Volvidos pouco mais de 40 dias da tomada de posse do XXIV Governo Constitucional, interessa analisar, na saúde, o legado recebido, as perspectivas e as inquietações, particularmente perante um Verão que se aproxima, inexoravelmente, representando sempre um teste de resistência para o Serviço Nacional de Saúde (SNS) – e para o sistema como um todo – ano após ano.
Manuel Pizarro deixou a pasta da saúde e se, inicialmente, se aventou que a criação da Direcção Executiva do SNS poderia, de alguma forma, protegê-lo na prestação de contas e esclarecimentos, acabou antes por eclipsá-lo e, apesar de se ter previsto abertura ao diálogo, sai parcamente com um acordo com os médicos assinado apenas por um dos sindicatos e muitos problemas de fundo do SNS por resolver. Já Fernando Araújo, primeiro CEO do SNS, pediu a demissão, sem surpresas, perante algumas divergências com a linha estratégica do novo governo, mas deixa legado: destaque para o simplex iniciado na saúde, com a autodeclaração de doença, a desburocratização na emissão e verificação de “baixas” médicas e ampliação da validade de receitas médicas e de meios complementares de diagnóstico e terapêutica para 12 meses. Para além, claro, da “grande reforma”: a generalização por decreto do modelo de unidade local de saúde (ULS) a todo o país, sem ser, no entanto, conhecida a evidência que fundamentou esta decisão. Trata-se de um modelo de integração vertical de cuidados que, apesar de conceptualmente apresentar vantagens, depende para o sucesso da implementação do contexto local e da cultura organizacional.

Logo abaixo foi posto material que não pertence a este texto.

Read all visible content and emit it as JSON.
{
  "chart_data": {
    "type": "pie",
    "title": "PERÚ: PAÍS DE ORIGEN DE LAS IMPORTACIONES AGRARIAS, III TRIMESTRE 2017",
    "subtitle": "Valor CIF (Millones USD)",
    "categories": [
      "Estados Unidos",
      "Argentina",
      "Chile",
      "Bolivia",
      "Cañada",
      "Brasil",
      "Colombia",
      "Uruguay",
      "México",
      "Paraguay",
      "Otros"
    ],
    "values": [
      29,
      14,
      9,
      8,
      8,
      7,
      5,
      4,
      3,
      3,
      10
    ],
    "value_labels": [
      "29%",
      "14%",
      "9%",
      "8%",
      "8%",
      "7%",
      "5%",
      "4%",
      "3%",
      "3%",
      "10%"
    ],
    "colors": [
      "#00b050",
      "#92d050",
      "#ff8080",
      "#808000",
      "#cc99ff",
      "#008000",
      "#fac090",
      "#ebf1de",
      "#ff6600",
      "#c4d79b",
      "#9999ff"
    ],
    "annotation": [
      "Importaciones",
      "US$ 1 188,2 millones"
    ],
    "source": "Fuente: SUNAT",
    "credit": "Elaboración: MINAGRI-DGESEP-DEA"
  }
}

No terreno, têm sido notadas, nestes primeiros 5 meses de modelo ULS, a secundarização dos cuidados de saúde primários e a complexificação dos circuitos burocráticos e de decisão, claramente em contraciclo com os objectivos iniciais. Entretanto, o Decreto-Lei que extingue as administrações regionais de saúde (ARS) foi aprovado em Conselho de Ministros, mas não promulgado, tendo sido devolvido pelo Presidente da República ao novo governo. Antecipo, por conseguinte, a extinção efectiva das ARS e um possível modelo alternativo às ULS nos hospitais universitários.
Ana Paula Martins, nova ministra da saúde, conseguiu nestes primeiros dias de governação ver aprovada uma medida socialmente relevante: a gratuitidade de medicamentos sujeitos a receita médica para os beneficiários do complemento solidário para idosos. Por outro lado, com o Verão a aproximar-se e perante a situação actual difícil do SNS, nomeou um grupo de trabalho para apresentar um plano de emergência em 30 dias. Este grupo, constituído por 13 peritos – não obstante, nenhum deles médico dos Cuidados de Saúde Primários, o que seria importante – dará seguimento à promessa já elencada no programa da Aliança Democrática de apresentar um “Plano de Emergência SNS 2024-2025, nos primeiros 60 dias do novo Governo”. Certo é que as próximas semanas trarão dois momentos fundamentais para o SNS: o início do processo de negociação excepcional com os sindicatos apontado pelo ministério da saúde para 27 de Maio e a apresentação do supracitado plano de emergência, que ocorrerá a 2 de Junho.